The military has long been a part of the siblings' lives. Their father was in the Coast Guard when they were young, and both Kyle and Rebecca participated in the Junior Reserve Officers' Training Corps in high school.

Though they both still call King George County, Va., home, they each left the nest for college. Rebecca studied molecular genetics at Clemson University in South Carolina; Kyle majored in aviation at Ohio University. Both gained their commissions through the ROTC programs at their schools.

Following in Rebecca's footsteps, Kyle said he chose a military career for the opportunities it promised.

"The same with my sister, I knew the military was going to be a great path for me," said Kyle. "It's provided so many opportunities: career opportunities, networking, things of that nature."

For him, the Army provides a way to pursue his dream of becoming a chopper pilot. However, military aviation is an extremely competitive and selective field. On account of this, Kyle said he's trying the backdoor approach: Going through the medical branch to become a Medevac pilot.

"I want to fly helicopters," he said. "That's my end state."

As for Rebecca, she plans to stay in the medical field, and was recently accepted into a clinical laboratory program at Walter Reed National Military Medical Center in Maryland, which she'll start next year.

"I'm really excited," she said. "I get to go back to the lab, which is my passion."

For the time being, however, the siblings find themselves serving in Afghanistan together.

"I wholeheartedly believe that this will not be the [last] time that Kyle and I end up taking over for each other, or working in the same battle space, or working at the same post," she said. "I fully expect we'll be crossing paths throughout our Army careers."

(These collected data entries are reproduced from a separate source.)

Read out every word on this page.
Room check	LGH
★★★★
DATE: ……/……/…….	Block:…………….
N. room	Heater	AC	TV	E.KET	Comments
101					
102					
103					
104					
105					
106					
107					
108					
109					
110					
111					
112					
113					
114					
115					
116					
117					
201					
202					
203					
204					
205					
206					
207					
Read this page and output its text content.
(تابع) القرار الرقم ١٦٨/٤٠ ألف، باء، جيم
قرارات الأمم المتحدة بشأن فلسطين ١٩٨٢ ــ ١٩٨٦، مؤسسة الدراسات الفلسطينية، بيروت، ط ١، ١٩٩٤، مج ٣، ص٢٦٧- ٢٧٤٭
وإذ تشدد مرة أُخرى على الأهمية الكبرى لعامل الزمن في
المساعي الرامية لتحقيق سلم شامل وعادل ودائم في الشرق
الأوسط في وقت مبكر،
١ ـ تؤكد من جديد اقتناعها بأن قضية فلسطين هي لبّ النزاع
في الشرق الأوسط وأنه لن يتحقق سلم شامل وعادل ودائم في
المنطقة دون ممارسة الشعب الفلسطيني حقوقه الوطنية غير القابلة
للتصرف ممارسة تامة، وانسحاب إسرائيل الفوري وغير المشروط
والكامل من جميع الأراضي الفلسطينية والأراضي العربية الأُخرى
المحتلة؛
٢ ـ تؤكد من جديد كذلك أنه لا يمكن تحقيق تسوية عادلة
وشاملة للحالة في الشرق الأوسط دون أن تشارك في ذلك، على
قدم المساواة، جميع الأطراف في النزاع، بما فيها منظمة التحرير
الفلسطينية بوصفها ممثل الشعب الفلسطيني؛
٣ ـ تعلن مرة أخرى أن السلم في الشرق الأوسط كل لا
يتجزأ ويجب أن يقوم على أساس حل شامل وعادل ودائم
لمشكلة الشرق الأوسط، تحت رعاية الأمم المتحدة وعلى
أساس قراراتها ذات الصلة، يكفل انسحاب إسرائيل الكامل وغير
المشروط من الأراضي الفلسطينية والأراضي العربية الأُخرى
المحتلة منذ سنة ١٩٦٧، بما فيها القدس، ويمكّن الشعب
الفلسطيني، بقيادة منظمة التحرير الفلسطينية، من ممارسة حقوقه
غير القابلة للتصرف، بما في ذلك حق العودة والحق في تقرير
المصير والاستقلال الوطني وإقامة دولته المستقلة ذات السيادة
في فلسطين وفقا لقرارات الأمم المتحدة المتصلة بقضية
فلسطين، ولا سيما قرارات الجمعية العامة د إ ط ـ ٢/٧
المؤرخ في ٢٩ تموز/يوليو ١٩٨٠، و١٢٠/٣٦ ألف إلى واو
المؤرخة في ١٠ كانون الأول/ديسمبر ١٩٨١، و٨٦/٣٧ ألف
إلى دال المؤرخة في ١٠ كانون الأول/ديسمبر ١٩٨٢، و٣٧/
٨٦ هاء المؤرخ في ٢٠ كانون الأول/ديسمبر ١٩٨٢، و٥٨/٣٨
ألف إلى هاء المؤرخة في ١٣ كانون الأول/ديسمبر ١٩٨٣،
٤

That they're crossing paths at Fenty is largely due to the size of the Army's medical branch - it's relatively small. This has afforded them an opportunity not many service members get.

"Sometimes it's hard for Soldiers to go home and try and explain what this experience is like to their family members," Rebecca said. "But I'm lucky in that I have someone sitting right next to me who gets it. Who completely gets it. It's just the coolest thing."